Real-Life Application Problems

that lend themselves to a

SYSTEMS approach

  1. In one day the NationalCivilRightsMuseum in Mem-phis, Tennessee, collected $1590 from 321 people admitted to the museum. The price of each adult admission is $6. People with the ages of 4-17 pay the child admission, $4. Estimate how many adults and how many children were admitted that day.
  1. At the Golden Oldies Theater, tickets for adults cost $5.50 and ticketsfor children cost $3.50. How many of each kind of ticket were purchased if 21 tickets were bought for $83.50?
  1. Paul is investing $6000 in two accounts, part at 4.5% and the remainder at 6%. If the total annual interest earned from the two accounts is $279, how much did Paul deposit at each rate?(Hint: you will need to use the formula

I = prt))

  1. You are selling tickets for a HS play. Student tickets cost $4 and general admission tickets cost $6. You sell 525 tickets and collect $2876. How many of each type of ticket did you sell?
  1. You are ordering softballs for two softball leagues. Pony League uses 11” balls priced at $2.75. The Junior League uses 12” balls at $3.25 each. The bill smeared in the rain, but you know the total was 80 softballs for $245. How many of each size did you select?
  1. Your math teacher tells you that next week’s test is worth 100 points and contains 38 problems. Each problem is worth either 5 points or 2 points. Because you are studying systems of linear equations, your teacher says that for the extra credit you can figure out how many problems of each value are on the test. How many of each value are there?
  1. A store is selling compact discs for $10.50 and $8.50. You buy 10 discs and spend a total of $93. How many compact discs did you buy that cost $10.50? that cost $8.50?
  1. A total of $16,000 is invested in two individual retire-ment accounts paying 5% and 6% annual interest. The combined annual interest earned is $860. How much of the $16,000 is invested in each account? (Hint: you will need to use the formula I = prt; design one equation for the amount invested in each fund and another for the interest earned.
  1. Your teacher is giving a test worth 250 points. There are 68 questions. Some questions are worth 5 points and the rest are worth 2 points. How many of each question are on the test?
  1. You have 50 tickets to ride the Ferris wheel and the roller coaster. If you ride 12 times, using 3 tickets for each Ferris wheel ride and 5 tickets for each roller coaster ride, how many times did you go on each ride?
  1. The members of the city cultural center have decided to put on a play. Their auditorium holds 500 people. The members would like to raise $3150. Adult tickets will sell for $7.50 each, student tickets for $4.50 each. How many of each type of ticket must be sold for the members to raise exactly $3150?
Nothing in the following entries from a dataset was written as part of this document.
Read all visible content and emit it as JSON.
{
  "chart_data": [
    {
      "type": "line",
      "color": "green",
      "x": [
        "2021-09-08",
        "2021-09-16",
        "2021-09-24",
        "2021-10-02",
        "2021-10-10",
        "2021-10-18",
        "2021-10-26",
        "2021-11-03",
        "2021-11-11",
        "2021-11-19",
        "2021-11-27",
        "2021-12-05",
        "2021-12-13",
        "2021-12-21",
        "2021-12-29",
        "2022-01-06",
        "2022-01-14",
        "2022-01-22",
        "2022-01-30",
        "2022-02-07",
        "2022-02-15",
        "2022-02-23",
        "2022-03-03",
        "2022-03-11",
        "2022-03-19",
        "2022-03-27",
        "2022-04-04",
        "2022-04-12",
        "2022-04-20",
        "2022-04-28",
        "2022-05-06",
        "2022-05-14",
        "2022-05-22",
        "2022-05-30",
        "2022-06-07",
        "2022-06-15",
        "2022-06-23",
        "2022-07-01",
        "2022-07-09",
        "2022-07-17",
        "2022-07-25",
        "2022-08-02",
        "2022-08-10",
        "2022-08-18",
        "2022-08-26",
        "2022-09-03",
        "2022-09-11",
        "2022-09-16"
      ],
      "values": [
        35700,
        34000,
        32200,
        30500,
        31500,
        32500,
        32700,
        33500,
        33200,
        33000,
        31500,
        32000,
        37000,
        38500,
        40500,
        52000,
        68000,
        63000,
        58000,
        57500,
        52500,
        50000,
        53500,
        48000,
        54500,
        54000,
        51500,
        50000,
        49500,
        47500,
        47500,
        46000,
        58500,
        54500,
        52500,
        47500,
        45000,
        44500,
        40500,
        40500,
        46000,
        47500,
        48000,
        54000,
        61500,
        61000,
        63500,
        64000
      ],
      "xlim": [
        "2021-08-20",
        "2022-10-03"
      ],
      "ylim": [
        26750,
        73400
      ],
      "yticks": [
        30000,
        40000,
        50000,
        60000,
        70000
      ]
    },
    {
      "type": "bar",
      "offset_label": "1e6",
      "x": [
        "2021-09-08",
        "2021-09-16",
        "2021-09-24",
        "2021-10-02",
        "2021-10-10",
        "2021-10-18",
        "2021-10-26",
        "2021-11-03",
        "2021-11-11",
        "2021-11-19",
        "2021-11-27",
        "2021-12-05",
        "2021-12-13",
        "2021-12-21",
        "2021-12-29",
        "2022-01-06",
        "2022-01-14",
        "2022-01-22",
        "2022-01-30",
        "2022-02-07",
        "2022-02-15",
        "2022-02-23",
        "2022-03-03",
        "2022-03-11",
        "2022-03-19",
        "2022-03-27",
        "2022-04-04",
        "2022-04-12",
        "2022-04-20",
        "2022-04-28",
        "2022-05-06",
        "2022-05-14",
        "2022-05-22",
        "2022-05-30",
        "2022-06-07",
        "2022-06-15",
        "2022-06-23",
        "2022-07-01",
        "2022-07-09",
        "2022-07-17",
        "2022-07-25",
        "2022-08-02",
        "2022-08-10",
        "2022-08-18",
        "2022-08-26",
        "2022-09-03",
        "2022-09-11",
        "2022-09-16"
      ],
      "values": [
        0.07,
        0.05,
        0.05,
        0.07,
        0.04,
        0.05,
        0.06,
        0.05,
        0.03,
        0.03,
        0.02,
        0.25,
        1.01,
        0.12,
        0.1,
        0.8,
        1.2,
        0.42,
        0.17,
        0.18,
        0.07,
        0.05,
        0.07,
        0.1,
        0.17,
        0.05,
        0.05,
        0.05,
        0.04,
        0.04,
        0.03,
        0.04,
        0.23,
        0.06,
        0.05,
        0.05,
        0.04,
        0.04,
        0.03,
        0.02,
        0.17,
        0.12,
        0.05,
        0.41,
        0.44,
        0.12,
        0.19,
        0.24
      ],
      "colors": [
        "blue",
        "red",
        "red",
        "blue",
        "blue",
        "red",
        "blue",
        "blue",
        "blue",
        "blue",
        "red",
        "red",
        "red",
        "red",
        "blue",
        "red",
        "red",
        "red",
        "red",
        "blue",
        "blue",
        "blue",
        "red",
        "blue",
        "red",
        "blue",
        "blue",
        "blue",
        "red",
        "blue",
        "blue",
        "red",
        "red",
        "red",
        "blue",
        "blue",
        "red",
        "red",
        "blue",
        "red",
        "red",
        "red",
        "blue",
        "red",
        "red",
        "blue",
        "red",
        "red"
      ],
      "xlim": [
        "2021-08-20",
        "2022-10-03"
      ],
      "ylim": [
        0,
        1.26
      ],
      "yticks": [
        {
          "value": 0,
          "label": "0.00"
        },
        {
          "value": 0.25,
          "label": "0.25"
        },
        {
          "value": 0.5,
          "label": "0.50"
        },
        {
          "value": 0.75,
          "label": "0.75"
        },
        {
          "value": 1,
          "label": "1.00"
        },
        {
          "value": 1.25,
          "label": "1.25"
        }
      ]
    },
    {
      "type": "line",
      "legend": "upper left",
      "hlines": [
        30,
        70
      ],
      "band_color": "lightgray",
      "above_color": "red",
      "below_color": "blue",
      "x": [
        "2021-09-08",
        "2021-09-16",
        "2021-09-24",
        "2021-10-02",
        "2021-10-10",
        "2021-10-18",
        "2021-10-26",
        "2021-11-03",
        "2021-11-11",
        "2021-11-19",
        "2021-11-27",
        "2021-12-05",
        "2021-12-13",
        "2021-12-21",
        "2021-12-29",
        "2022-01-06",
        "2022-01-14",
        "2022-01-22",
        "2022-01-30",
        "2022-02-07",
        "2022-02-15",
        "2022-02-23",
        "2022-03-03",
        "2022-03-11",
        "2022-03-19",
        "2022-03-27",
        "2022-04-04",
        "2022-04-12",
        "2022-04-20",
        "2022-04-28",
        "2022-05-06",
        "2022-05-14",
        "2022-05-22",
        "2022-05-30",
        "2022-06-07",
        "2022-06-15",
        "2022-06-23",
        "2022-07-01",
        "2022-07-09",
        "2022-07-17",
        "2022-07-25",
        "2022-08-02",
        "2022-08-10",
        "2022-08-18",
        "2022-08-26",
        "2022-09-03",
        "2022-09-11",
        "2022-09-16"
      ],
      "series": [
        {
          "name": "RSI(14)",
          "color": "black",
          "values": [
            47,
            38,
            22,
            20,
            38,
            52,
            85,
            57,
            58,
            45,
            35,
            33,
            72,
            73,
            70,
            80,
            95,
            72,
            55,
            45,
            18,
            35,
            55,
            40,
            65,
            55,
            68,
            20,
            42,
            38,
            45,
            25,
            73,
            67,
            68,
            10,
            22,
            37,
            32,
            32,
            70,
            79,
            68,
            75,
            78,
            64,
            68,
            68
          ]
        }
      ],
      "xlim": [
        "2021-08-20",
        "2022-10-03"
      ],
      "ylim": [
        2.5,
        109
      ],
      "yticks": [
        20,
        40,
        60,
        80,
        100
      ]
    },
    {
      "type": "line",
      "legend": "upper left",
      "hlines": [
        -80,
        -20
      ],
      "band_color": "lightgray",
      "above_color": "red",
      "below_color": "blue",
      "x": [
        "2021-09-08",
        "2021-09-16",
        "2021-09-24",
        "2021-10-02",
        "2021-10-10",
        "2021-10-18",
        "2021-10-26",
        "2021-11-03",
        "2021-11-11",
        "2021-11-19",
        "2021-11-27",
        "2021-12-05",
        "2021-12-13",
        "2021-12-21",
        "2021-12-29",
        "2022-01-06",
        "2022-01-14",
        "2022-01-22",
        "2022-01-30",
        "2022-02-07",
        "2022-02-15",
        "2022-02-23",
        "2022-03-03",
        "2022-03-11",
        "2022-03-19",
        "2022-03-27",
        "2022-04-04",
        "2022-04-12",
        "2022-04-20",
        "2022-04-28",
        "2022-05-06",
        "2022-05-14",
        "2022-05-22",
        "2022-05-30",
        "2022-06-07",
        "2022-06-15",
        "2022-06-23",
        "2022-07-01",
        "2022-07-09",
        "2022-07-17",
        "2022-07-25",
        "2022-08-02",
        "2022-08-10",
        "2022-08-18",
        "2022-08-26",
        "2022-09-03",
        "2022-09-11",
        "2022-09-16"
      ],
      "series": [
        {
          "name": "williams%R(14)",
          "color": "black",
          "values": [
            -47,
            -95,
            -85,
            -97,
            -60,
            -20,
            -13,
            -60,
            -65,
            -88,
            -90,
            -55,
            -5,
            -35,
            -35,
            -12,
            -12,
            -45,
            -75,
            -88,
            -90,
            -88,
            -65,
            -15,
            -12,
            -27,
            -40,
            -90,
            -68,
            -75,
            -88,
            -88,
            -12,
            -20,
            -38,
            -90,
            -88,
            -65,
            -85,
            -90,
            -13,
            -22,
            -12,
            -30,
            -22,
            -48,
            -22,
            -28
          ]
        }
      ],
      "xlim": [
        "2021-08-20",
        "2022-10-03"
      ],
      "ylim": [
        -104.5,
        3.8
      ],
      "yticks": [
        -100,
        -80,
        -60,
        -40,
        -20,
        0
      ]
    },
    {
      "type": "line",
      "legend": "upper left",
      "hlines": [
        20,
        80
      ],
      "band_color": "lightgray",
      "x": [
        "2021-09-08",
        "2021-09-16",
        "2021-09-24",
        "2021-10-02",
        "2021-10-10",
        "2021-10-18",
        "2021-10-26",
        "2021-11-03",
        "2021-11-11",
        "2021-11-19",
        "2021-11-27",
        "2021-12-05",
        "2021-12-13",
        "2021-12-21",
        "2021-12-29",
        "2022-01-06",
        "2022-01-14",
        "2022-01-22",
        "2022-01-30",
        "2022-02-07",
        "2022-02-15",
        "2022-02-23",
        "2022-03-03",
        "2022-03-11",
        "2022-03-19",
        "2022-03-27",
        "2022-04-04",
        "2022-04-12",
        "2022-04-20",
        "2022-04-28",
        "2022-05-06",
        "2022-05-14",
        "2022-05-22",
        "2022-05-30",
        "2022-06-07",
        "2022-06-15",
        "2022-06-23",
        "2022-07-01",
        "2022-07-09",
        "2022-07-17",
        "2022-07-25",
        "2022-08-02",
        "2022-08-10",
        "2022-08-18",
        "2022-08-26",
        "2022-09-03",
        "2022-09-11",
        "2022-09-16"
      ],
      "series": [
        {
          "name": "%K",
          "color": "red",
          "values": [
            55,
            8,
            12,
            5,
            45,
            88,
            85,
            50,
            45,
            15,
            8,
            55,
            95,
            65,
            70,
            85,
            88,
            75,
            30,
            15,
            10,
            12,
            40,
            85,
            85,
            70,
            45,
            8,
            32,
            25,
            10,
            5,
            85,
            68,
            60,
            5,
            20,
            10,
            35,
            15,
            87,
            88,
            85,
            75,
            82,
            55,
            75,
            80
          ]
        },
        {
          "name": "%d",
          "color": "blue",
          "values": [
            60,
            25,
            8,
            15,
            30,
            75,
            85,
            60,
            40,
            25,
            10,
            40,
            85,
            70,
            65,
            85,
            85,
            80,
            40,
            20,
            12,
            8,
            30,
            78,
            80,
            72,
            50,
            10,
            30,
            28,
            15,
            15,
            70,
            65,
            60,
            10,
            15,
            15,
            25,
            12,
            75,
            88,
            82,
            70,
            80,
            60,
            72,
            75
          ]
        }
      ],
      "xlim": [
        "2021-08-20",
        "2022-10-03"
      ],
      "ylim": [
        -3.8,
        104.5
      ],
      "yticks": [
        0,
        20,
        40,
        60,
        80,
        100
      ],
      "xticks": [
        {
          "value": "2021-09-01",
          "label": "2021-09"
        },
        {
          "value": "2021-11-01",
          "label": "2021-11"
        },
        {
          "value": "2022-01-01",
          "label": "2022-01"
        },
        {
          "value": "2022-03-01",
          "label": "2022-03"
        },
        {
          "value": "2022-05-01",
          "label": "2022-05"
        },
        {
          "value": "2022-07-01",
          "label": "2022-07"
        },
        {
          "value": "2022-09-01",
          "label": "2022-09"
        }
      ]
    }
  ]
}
12.A total of $25,000 is invested in two funds paying 5% and 6% annual interest. The combined interest is $1400. How much of the $25,000 is invested in each type of fund? (Hint: you will need to use the formula I = prt; design one equation for the amount invested in each fund and another for the interest earned.

  1. Tickets for the theater are $5 for the balcony and $10 for the orchestra. If 600 tickets were sold and the total receipts were $4750, how many tickets were sold for the orchestra?
  1. An investor bought 225 shares of stock, stock A at $50 per share and stock B at $75 per share. If $13,750 worth of stock was purchased, how many shares of each kind did the investor buy?
  1. A sightseeing boat charges $5 for children and $8 for adults. On its first trip of the day, it collected $439 for 71 paying passengers. How many children and how many adults were there?
  1. There are sixteen workers employed on a highway project, some at $200 per day and some at $165 per day. The daily payroll is $2745. Find the number of workers employed at each wage.
  1. In one day, the Ticket-Taker Agency sold 395 tickets for a concert, some at $28 per ticket and some at $22 per ticket. If the agency collected $10,130 that day, find the number of tickets sold at each price.
  1. A store sold 28 pairs of cross-trainer shoes for a total of $2220. Style A sold for $70 per pair and Style B sold for $90 per pair. How many of each style were sold?